Honestly. It's like the old Bill Brasky skit on SNL. What's next, these guys can flap their arms and fly to the moon? It's not enough that they can shoot 66 on your local course regularly?

What really sets them apart--and you can look this up statistically--is how few bogeys they make and how few 79s they shoot, not how they make enough birdies to shoot 59 or 61 or 63 every round, because they just don't. The reasons these guys are better than I was at a plus-2--the reason I needed to get better to play for a living--was that a guy like O'Meara might come out and shoot 67 on the course I was playing, and maybe I'd play great and match him. But the second day he's going to shoot 68 again, or whatever, and I'm going to shoot 72 or 73. Third day, he's at 68 again, and I come back with a 71. Fourth day, he goes 67, and I really finish strong with a 69. That would've been a really solid week for me, then. And at the end of it, I'd have heard, "Congrats, you shot 9 under. You only lost by nine." I mean, I shot scores that only a tiny fraction of players in the world will ever shoot, and I got smoked.
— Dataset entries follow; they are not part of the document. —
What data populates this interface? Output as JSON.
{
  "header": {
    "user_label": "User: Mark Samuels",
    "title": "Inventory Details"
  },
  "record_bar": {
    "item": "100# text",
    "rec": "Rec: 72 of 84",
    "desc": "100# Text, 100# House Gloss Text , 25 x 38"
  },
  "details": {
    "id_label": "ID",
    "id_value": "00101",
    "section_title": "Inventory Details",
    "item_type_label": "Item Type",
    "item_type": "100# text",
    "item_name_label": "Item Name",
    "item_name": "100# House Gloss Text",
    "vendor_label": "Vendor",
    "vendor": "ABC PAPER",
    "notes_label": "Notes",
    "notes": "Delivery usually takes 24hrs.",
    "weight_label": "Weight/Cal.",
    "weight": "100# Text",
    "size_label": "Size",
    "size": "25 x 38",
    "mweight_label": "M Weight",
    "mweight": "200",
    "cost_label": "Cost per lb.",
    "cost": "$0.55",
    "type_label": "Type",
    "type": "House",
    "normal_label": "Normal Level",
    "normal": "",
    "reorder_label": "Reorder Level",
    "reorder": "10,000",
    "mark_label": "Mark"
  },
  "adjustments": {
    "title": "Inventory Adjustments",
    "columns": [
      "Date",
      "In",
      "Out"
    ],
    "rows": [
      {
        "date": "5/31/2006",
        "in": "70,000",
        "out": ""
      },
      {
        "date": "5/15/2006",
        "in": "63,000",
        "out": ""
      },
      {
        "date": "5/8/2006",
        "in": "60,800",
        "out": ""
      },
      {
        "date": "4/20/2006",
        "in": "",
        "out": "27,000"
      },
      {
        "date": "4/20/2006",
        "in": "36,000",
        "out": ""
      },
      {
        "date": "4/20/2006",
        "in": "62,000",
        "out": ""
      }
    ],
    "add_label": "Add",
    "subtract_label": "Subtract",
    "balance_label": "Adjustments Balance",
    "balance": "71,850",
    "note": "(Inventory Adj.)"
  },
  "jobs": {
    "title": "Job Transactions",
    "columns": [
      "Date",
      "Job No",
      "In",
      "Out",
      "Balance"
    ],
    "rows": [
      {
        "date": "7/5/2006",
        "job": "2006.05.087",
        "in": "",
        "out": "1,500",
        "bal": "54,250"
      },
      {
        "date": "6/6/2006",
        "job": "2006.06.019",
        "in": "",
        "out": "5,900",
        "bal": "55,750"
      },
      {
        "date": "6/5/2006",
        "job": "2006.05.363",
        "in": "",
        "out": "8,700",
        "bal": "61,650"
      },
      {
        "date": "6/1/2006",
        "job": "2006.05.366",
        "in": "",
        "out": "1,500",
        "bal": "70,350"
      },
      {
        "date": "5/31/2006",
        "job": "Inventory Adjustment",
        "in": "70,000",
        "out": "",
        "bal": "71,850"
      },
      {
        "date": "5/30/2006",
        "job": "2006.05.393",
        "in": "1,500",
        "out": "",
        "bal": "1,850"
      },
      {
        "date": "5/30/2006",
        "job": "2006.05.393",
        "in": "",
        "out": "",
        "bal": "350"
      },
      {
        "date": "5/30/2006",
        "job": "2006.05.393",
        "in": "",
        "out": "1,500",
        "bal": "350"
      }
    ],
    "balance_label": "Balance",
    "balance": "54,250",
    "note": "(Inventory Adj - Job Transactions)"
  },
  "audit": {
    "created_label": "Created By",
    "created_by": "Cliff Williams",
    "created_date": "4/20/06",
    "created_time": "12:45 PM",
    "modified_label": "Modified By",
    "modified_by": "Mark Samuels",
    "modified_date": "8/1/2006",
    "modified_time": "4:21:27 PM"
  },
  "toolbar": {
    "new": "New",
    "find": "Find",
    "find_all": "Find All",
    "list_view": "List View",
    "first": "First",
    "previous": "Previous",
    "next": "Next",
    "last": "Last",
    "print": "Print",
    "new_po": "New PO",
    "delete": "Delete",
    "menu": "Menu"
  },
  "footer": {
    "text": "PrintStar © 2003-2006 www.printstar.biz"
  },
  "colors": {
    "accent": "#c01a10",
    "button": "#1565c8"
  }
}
This is not just talk; it's important for anybody who actually wants to improve and who wants to know _how_ pros are as good as they are. The leading scores on the PGA Tour--around 68-69, usually, by late in the season. Right now Mickelson's the official leader at 69.45. Let's call it 69, adjusted. He gets there with just under four birdies per round, or just less than two per side. Most people would be shocked at how few birdies these guys actually make on the average, because they're used to seeing the leaders tearing it up on Saturday and Sunday. And with only four birds per round, do the math: Throwing out the rare eagle, he's making about one bogey a round on the average. Now, you're not going to get to an average of 60, or 58, or whatever, with an average of four birdies a round, are you? Or do you think these courses are rated up around 79 or 80? But you can sure get to 10 or 12 or 14 under at the end of a 72-hole event.

These guys are good, all right, but for reasons most people don't understand. I guarantee you there were days when I, or any good scratch or plus-handicap player, could have beaten the best player in the world. But give us ten 72-hole tournaments, and the differences add up to a crushing accumulation. If a plus-2 plays Tiger even at plus-5, say, and if that's an accurate reflection of Tiger's actual scores against ratings (not the ridiculous plus-12), it means Tiger beats him by 12 strokes in a four-round tournament, on the average--and that's a really good player (about in the top 0.1% in the world) who's getting drubbed.

If you want to score better, stop the leaking; stop the overpar holes. The best pros average around three under per round because they don't back up much while they're trying to go forward; their birdies are working to get them further under par instead of just back to even.